Os fatos acima demonstram que não falta à comunidade científica capacidade de antever o potencial danoso de emergências sanitárias. Certamente, é preciso reconhecer que é muito complexo o processo de tradução de conhecimento em benefícios para a saúde humana, mas é igualmente importante apontar que problemas de grandes proporções podem ser evitados ou ao menos minimizados ao implantar programas científicos focados na prevenção de doenças infecciosas emergentes. Cabe às autoridades gestoras em saúde e pesquisa investir na geração de conhecimento científico e sua posterior aplicação em políticas públicas de proteção à saúde da população.
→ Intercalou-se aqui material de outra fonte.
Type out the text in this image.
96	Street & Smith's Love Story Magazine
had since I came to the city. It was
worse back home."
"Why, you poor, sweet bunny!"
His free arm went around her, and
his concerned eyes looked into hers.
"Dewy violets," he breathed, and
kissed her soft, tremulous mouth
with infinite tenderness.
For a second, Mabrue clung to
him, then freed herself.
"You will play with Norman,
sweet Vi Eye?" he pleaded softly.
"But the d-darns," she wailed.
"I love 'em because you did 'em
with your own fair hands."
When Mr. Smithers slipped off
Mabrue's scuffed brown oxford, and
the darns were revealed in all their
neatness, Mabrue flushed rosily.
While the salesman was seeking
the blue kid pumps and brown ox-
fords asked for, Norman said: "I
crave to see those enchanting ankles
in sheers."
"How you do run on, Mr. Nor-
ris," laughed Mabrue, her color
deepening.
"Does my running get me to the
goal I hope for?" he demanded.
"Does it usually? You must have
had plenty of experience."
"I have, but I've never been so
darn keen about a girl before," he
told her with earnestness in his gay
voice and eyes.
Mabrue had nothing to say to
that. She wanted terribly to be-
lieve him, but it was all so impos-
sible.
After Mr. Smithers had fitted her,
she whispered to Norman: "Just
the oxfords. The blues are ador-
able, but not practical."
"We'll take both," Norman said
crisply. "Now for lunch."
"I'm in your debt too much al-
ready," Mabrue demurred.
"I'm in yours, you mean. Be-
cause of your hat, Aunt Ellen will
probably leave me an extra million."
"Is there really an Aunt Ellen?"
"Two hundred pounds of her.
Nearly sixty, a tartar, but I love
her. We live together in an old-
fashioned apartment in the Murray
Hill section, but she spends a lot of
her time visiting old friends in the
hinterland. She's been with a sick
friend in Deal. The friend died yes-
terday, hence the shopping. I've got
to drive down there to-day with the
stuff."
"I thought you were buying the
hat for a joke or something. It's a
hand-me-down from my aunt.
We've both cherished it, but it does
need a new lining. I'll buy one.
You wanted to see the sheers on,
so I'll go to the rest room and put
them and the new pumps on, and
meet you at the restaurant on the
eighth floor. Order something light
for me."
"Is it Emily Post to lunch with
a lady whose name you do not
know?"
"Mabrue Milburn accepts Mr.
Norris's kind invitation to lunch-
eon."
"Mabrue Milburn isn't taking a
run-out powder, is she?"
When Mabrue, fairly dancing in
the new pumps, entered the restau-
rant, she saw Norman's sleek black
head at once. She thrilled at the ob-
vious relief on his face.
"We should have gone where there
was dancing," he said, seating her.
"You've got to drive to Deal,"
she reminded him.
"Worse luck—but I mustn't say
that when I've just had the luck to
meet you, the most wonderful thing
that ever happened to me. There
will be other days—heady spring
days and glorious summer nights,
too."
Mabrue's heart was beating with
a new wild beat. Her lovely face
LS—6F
A transição epidemiológica entre doenças infecciosas e crônicas não transmissíveis aqui mencionada tem impacto notável sobre a saúde de populações. Entretanto, é impossível atribuir peso à importância de cada uma dessas categorias de doenças.
De fato, doenças crônicas não transmissíveis e microrganismos estão diretamente conectados em vários agravos. Por exemplo, um dos maiores reservatórios conhecidos de microrganismos é o trato gastrointestinal, onde os micróbios que normalmente habitam essa região anatômica (microbiota intestinal) contribuem com o funcionamento normal do organismo. Perturbações na composição e função da microbiota intestinal foram associadas a doenças crônicas que variam de condições inflamatórias e metabólicas gastrointestinais a doenças neurológicas, cardiovasculares e respiratórias.
A título de ilustração, as doenças fúngicas disseminadas já têm opções terapêuticas definidas há mais de 50 anos. Entretanto, uma combinação entre falta de investimentos para pesquisa, baixo reconhecimento de sua relevância por autoridades em pesquisa e saúde, dificuldades intrínsecas à biologia de fungos e baixo número de cientistas na área gerou grande atraso em geração de conhecimento e desenvolvimento tecnológico.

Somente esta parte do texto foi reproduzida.